Des progrès constants
Vers le 10 juillet 2000, j’ai été transféré à l’URFI (unité de réadaptation fonctionnelle intensive) de Jonquière, tout près de chez moi. Mes filles et mon mari pouvaient venir me voir à pieds s’ils le désiraient. Cela a marqué le début d’une autre étape : je me rapprochais de chez moi et cela me motivait énormément. J’étais encore en fauteuil roulant mais celui-ci a bientôt cédé sa place à la marchette, à la quadripode puis à la canne. Mes progrès constants ont déjoué tous les pronostics des médecins et du personnel infirmier.

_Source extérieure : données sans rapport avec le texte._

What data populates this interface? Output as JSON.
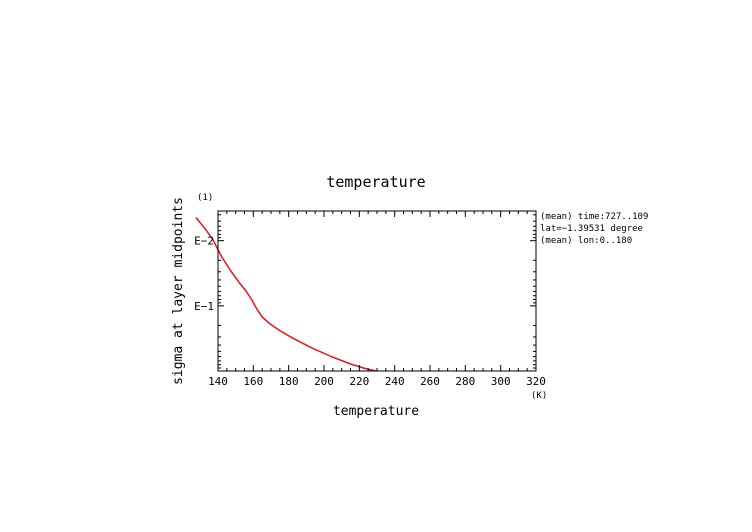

Je suis restée à l’URFI pendant 1 mois et demi. Après ma sortie officielle le 17 août, j’y suis retournée en thérapie 3 à 4 fois par semaine. Depuis peu, j’y vais une seule fois par semaine pour de l’orthophonie et de la physiothérapie respiratoire. De plus, je suis inscrite dans un centre de conditionnement physique où je me rends 3 fois par semaine avec contrôle par le physiothérapeute du centre 1 fois par mois.
Il est certain que je dois travailler sans arrêt sur ma réadaptation. Comme je le dis souvent, c’est un travail à plein temps. Mon employeur m’a installé un système informatique chez moi d’où je communique avec le bureau via Internet, ce qui me permet de travailler à raison de deux avant-midis par semaine.
Il ne faut pas abandonner
Sans la présence de mon conjoint, de mes filles, de tous les membres de ma famille, de ma belle-famille et de nos amis, je n’en serais pas où j’en suis aujourd’hui. Je leur en serai reconnaissante pour le reste de ma vie. Une chose qui est extraordinaire, c’est que j’ai pratiquement pu quantifier notre attachement et à quel point nous tenons les uns aux autres.
S’il y a un message que je veux transmettre aux gens qui, comme moi, sont atteint du syndrome de Guillain-Barré, cela en est un d’espoir et d’encouragement. Certes les efforts doivent être constants et incessants mais il ne faut pas abandonner. La vie est tellement belle, tellement plus belle qu’avant, quoiqu’elle l’était déjà. Mais le fait d’avoir été privé de tous mes moyens a pour effet que j’apprécie tout doublement.